Durante a instrução processual, a magistrada apontou que ficou cabalmente demonstrado que a companheira do titular do cartório — falecido em 2024 — utilizava sua conta bancária pessoal para receber rendimentos oriundos diretamente da atividade cartorária. Além disso, constatou-se que despesas particulares da ré eram quitadas de forma recorrente com recursos provenientes do estabelecimento.

Outro fator determinante para o entendimento do colegiado foi a identificação de imóveis registrados em nome da companheira que apresentavam incompatibilidade financeira gritante com a renda por ela declarada na condição formal de empregada do cartório, que girava em torno de R$ 18 mil mensais.

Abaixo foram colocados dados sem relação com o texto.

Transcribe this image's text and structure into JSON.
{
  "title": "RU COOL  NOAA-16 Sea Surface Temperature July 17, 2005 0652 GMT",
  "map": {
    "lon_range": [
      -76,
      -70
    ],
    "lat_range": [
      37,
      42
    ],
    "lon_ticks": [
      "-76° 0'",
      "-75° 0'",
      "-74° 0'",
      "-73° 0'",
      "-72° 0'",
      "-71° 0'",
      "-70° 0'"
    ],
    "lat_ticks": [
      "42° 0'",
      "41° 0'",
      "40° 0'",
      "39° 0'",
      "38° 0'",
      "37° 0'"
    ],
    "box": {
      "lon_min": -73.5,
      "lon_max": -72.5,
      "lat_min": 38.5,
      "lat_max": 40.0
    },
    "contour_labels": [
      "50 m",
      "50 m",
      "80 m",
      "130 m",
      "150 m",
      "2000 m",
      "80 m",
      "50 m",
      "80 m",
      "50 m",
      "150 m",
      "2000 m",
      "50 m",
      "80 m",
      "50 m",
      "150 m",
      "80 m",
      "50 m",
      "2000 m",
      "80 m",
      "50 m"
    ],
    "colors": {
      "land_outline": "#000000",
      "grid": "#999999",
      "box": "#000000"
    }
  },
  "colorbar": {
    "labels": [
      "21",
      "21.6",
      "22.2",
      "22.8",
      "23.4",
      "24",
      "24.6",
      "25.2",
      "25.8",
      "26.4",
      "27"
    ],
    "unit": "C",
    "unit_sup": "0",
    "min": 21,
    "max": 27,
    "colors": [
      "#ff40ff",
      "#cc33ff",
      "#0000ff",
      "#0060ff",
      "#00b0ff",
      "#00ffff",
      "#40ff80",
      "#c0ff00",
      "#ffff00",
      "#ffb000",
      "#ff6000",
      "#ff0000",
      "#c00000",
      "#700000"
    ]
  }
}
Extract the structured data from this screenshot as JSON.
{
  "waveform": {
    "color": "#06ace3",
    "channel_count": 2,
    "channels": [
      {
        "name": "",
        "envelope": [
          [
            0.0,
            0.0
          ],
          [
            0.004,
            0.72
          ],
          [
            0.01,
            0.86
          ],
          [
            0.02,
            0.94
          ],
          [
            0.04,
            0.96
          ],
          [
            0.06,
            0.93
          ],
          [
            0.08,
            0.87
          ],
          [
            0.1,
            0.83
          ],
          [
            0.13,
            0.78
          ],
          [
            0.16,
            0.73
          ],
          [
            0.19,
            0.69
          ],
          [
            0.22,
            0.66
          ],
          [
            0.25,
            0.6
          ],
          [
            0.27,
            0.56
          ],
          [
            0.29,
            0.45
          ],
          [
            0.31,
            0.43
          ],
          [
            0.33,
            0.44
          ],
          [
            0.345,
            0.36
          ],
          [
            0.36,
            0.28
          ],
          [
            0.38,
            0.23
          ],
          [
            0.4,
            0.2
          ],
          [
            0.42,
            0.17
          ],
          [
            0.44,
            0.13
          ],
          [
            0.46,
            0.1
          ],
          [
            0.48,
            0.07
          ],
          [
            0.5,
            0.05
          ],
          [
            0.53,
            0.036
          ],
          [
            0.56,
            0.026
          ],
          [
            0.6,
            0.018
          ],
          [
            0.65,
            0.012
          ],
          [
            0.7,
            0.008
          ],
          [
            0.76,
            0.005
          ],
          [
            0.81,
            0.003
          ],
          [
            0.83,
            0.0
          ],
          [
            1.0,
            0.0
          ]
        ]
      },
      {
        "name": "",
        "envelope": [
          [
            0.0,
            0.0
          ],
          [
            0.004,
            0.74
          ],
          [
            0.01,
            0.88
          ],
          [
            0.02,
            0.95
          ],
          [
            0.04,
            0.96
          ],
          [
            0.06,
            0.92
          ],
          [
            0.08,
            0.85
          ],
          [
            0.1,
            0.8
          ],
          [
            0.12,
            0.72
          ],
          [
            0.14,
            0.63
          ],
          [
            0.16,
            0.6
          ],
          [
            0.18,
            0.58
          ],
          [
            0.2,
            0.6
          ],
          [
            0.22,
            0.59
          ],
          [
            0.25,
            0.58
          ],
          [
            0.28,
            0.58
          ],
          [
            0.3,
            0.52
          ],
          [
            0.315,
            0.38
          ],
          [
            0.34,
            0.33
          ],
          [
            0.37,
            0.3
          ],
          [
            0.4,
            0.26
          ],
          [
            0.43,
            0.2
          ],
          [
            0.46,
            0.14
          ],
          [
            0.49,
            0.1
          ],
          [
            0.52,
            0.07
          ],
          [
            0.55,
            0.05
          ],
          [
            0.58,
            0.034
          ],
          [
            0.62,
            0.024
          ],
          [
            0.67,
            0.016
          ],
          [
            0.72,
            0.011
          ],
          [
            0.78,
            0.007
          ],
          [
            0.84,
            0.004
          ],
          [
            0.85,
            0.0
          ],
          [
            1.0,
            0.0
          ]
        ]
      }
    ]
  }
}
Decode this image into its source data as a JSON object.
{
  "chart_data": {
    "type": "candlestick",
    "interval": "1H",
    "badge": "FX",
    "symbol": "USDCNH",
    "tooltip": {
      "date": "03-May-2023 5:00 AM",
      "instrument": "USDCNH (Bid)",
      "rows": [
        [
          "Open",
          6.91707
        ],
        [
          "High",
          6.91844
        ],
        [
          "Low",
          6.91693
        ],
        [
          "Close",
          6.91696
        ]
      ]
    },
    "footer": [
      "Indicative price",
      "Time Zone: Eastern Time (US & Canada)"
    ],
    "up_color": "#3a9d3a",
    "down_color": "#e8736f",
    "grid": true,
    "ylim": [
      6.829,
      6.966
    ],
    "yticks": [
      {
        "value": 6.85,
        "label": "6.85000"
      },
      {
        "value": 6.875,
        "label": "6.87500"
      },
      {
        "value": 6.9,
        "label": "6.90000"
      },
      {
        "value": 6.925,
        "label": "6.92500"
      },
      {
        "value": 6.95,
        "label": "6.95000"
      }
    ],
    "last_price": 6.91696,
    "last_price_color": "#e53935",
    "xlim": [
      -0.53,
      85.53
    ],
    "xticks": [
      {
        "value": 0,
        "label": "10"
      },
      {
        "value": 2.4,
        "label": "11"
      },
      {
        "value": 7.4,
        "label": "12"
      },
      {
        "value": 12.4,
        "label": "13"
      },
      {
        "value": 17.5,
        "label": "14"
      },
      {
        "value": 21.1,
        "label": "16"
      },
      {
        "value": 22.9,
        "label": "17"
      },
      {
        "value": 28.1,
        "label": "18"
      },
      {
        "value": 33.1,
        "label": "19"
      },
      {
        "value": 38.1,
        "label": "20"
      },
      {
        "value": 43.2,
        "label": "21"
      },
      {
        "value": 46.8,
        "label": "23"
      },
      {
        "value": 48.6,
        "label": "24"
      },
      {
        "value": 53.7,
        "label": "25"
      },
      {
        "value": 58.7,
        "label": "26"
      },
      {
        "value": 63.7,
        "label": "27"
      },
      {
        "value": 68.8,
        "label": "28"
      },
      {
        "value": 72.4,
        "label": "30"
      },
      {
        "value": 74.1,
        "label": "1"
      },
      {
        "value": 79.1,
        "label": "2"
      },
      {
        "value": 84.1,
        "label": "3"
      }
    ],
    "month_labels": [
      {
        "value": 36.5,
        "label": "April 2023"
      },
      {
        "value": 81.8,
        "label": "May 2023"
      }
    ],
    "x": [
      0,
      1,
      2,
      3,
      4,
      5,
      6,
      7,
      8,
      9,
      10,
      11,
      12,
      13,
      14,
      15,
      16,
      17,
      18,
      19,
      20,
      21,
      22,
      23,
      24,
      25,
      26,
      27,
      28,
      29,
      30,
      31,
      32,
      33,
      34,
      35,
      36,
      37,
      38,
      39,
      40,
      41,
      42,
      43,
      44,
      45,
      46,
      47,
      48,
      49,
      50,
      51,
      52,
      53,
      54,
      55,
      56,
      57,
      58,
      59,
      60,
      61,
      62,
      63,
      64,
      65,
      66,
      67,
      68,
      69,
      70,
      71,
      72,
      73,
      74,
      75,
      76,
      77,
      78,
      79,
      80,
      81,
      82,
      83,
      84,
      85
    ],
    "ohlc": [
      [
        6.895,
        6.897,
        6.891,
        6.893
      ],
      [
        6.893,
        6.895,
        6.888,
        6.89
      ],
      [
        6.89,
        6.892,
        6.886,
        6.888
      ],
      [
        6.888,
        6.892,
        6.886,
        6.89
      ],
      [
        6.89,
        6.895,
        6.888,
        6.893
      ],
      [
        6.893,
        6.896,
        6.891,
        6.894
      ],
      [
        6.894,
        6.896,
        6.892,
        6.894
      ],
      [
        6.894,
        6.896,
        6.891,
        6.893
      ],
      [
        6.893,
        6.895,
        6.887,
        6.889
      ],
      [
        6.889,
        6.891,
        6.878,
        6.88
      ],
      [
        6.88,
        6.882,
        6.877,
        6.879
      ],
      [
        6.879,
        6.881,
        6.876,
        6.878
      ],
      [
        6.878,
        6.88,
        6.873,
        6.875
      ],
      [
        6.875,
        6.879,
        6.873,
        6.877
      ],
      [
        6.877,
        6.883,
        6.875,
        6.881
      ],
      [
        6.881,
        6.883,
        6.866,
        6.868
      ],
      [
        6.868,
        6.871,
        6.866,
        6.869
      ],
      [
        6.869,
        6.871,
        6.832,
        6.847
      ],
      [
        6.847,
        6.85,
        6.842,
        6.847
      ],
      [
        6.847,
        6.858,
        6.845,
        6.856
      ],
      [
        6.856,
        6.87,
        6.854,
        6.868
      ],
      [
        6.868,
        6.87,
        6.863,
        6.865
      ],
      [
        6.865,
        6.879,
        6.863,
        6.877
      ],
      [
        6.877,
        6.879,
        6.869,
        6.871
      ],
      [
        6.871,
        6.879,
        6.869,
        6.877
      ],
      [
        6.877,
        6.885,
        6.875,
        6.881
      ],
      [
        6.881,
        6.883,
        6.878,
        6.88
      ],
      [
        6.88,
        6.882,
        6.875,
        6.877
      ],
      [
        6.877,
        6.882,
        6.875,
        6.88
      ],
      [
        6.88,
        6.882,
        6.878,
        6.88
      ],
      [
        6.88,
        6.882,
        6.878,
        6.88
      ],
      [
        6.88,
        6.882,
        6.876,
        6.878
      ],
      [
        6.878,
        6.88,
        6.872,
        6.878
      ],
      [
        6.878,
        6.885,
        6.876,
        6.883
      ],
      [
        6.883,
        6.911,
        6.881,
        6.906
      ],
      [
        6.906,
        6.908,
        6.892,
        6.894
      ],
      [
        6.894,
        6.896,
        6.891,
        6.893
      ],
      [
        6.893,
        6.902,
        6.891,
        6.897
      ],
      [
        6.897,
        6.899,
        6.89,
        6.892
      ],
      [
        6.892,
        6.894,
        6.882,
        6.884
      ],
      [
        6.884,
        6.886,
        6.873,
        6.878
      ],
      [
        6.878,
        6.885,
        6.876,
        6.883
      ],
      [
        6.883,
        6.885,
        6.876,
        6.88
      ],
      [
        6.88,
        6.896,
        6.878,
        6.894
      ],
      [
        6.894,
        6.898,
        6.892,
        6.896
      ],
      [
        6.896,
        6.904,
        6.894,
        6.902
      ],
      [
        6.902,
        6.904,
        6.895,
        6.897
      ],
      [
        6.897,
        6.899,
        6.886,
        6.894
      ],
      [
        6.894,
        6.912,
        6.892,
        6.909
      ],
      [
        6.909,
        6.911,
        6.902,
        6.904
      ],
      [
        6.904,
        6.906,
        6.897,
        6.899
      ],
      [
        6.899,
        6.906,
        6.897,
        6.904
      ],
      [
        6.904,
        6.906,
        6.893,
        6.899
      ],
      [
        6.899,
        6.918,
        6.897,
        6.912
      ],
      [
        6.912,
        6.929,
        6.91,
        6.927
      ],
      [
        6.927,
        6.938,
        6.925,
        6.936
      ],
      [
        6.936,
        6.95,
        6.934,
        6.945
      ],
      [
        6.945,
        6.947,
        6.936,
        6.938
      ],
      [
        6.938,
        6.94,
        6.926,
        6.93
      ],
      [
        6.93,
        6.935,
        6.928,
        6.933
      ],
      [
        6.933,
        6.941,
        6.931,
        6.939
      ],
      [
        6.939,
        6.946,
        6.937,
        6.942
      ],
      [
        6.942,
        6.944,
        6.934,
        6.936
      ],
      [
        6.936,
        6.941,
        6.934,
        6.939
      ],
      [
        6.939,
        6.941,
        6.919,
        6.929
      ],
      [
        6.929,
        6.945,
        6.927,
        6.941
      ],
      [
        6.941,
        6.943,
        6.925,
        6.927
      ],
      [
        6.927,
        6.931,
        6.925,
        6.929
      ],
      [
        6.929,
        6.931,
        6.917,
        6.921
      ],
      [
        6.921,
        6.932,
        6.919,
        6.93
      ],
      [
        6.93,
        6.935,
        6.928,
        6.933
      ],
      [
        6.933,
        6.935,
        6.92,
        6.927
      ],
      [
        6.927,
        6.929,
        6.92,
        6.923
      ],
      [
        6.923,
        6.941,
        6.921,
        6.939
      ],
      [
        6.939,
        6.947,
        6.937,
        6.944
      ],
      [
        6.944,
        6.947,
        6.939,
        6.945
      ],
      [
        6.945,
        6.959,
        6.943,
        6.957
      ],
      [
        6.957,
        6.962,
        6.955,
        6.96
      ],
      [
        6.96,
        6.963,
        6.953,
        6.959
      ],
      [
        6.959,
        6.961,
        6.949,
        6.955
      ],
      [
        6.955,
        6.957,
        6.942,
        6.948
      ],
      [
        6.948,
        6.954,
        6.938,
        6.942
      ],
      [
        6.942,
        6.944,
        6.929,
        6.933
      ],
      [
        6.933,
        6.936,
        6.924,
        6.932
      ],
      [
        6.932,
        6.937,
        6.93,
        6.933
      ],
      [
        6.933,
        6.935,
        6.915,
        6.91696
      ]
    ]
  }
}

O tribunal também avaliou manobras patrimoniais suspeitas, como a renúncia formal à herança deixada pelo titular do cartório, realizada em conjunto pela companheira e pela filha dele, somada à apresentação de uma certidão retroativa de separação total de bens referente à união estável. Para os desembargadores, o conjunto probatório evidenciou uma estratégia coordenada para blindar o patrimônio e esquivar-se das obrigações trabalhistas pendentes.

A relatora destacou em seu voto que os atos praticados pela ré ultrapassaram amplamente as atribuições inerentes ao cargo formal de tabeliã substituta que ocupava. Para o colegiado, a conduta configurou ato ilícito por meio de evidente confusão entre os bens do devedor falecido e os da companheira.

“Diante dos elementos trazidos aos autos, reconheço a ocorrência de confusão patrimonial entre os bens do falecido e da reclamada, resultante dos atos por ela praticados que excedem os limites do cargo de tabeliã substituta ocupado, o que configura a ocorrência de ato ilícito e determina a sua responsabilidade solidária pelos débitos do Tabelionato, nos termos do artigo 942 do Código Civil”, pontuou a magistrada em sua decisão.

O entendimento da relatora foi integralmente acompanhado pelas desembargadoras Carmen Gonzalez e pelo desembargador Rosiul de Freitas Azambuja, consolidando o entendimento da corte trabalhista gaúcha sobre a matéria e garantindo a reparação dos direitos da profissional.